Große Kaliber fährt der Außenminister auch in Sachen Innenpolitik auf: Westerwelle wettert gegen den "Zeitgeist der Umverteilung und staatlichen Bevormundung", gegen die Pläne der Grünen, denen er vorwirft, die "freie Gesellschaft" in eine "Besserungsanstalt" umbauen zu wollen. Er spitzt die Parteienkonkurrenz auf einen "Wettbewerb der Geisteshaltungen" zu und schimpft über "Schönwetter-Liberale".

Vor allem aber nutzt Guido Westerwelle sein Heimspiel in Düsseldorf dazu, seine eigene Rolle beim FDP-Projekt "Wiederaufstieg" klarzustellen: "Es gibt Zeiten, in denen sich eine Partei nicht nur hinter ihre Führung, sondern auch vor ihre Führung stellen muss", ruft er. Sich selbst zählt er dabei nicht zur Führung: "Ich stehe nicht mehr auf der Brücke, aber im Maschinenraum. Und da will ich weiter mitmachen!" Der einstige liberale Superstar als einfacher Maschinist im Rumpf eines stark schwankenden Parteischiffs – das ist natürlich eine maßlose Untertreibung von Westerwelles tatsächlichem Gewicht in der Partei. Doch seine Anhänger feiern ihn als Ersten unter ihresgleichen, als Heimgekehrten. Minutenlang ist der Applaus, und in diesem Moment erscheint es dem Beobachter fast wie ein historisches Missverständnis, dass dieser Mann im vergangenen Jahr das Amt des Parteivorsitzenden und nicht das des Außenministers niedergelegt hat, so sehr gehört er eigentlich genau hier hin.

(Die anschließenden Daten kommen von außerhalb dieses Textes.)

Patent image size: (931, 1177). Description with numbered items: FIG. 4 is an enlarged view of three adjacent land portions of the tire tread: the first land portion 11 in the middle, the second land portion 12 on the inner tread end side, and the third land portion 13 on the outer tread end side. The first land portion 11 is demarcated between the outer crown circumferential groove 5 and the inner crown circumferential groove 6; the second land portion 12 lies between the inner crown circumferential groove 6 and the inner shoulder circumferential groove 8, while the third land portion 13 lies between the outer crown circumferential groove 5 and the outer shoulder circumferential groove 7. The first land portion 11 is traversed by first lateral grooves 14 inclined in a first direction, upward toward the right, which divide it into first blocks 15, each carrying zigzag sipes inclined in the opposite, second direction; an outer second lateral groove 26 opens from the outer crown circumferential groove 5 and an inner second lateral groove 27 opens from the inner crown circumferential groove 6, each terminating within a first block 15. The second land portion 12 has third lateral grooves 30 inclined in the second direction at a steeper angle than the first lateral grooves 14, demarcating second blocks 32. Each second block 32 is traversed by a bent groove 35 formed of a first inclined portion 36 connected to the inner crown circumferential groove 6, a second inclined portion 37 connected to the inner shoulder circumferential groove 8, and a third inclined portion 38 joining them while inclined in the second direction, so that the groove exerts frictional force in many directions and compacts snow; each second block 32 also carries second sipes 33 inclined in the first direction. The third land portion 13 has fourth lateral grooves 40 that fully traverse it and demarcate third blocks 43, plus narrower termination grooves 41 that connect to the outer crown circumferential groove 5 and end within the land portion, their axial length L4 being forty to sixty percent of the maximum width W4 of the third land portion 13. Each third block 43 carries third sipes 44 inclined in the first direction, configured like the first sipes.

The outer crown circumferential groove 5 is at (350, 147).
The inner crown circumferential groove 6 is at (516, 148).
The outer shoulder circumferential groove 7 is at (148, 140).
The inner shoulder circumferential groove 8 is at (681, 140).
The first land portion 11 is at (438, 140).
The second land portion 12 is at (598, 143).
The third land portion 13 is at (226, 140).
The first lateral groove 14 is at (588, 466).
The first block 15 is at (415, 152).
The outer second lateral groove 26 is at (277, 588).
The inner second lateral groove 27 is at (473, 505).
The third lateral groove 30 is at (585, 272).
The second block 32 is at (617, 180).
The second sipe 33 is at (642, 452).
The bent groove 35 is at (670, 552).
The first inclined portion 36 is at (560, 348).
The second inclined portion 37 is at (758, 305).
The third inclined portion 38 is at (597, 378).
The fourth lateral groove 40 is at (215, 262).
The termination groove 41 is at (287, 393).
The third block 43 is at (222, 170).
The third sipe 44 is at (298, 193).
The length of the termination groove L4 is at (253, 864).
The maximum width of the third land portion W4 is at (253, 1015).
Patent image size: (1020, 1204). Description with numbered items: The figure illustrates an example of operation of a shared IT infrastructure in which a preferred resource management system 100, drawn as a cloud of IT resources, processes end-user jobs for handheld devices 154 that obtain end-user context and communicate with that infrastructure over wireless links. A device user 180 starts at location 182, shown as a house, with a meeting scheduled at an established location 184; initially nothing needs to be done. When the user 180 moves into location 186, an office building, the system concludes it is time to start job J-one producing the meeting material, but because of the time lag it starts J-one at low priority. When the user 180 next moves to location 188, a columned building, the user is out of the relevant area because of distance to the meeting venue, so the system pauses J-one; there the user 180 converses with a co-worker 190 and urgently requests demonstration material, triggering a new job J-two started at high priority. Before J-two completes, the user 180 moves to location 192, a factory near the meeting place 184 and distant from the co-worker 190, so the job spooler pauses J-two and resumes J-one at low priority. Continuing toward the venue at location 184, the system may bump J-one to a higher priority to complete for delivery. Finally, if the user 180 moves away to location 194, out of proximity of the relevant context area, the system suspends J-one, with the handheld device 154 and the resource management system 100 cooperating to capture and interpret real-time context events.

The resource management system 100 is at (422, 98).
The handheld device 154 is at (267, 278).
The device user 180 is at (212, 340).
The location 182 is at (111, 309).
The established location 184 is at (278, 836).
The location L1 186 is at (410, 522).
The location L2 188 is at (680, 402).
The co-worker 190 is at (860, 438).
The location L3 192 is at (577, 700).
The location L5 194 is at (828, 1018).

Nach der Rede stehen sie dann alle zusammen, Daniel Bahr und Guido Westerwelle, Hans-Dietrich Genscher ist auch gekommen und Christian Lindner , bis vor Kurzem noch Generalsekretär und größte Hoffnung der Partei . Sie alle gehören zum mächtigen NRW-Landesverband, und wenn man sie so in der Gruppe sieht, fällt umso mehr auf, wer heute eben nicht dabei ist: Philipp Rösler und sein Generalsekretär Patrick Döring, beide aus Niedersachsen . Sie sind auch sonst merkwürdig abwesend in den Reden der West-Liberalen. Nur einmal fällt der Name des Parteivorsitzenden, und dann auch eher aus Protokollgründen, als Daniel Bahr das Führungsteam der Partei aufzählt. Den Generalsekretär lässt er dabei gleich ganz unerwähnt.

Später kann man an einem der Stehtische in dem Düsseldorfer Hotel noch Ingeborg Vieth-Rogala treffen. Sie ist im gleichen Jahr in die FDP eingetreten, in dem Guido Westerwelle geboren wurde: 1961. Ihr Vater war früher Fraktionschef im Landtag. Vieth-Rogala kennt Guido Westerwelle schon seit über zwanzig Jahren. "Der war richtig nervös heute, das hab ich gesehen", sagt sie. Sie ist zufrieden mit seinem Auftritt, er habe das Beste daraus gemacht. "Jetzt kann ich ihm wieder eine Chance geben." Denn eigentlich ist sie immer noch sauer, weil Westerwelle damals unbedingt Außenminister werden und nicht in der Innenpolitik bleiben wollte: "Das hätte er nicht machen sollen, das hat uns allen geschadet", sagt sie. Verzeihen, sagt Ingeborg Vieth-Rogala, kann sie ihm das bis heute nicht wirklich. Aber gut sei es schon, dass er jetzt wieder dabei sei.

Doch Guido Westerwelle ist da schon lange wieder weg – auf dem Weg nach Athen , Europa retten. Um die FDP müssen sich jetzt erstmal wieder die anderen kümmern.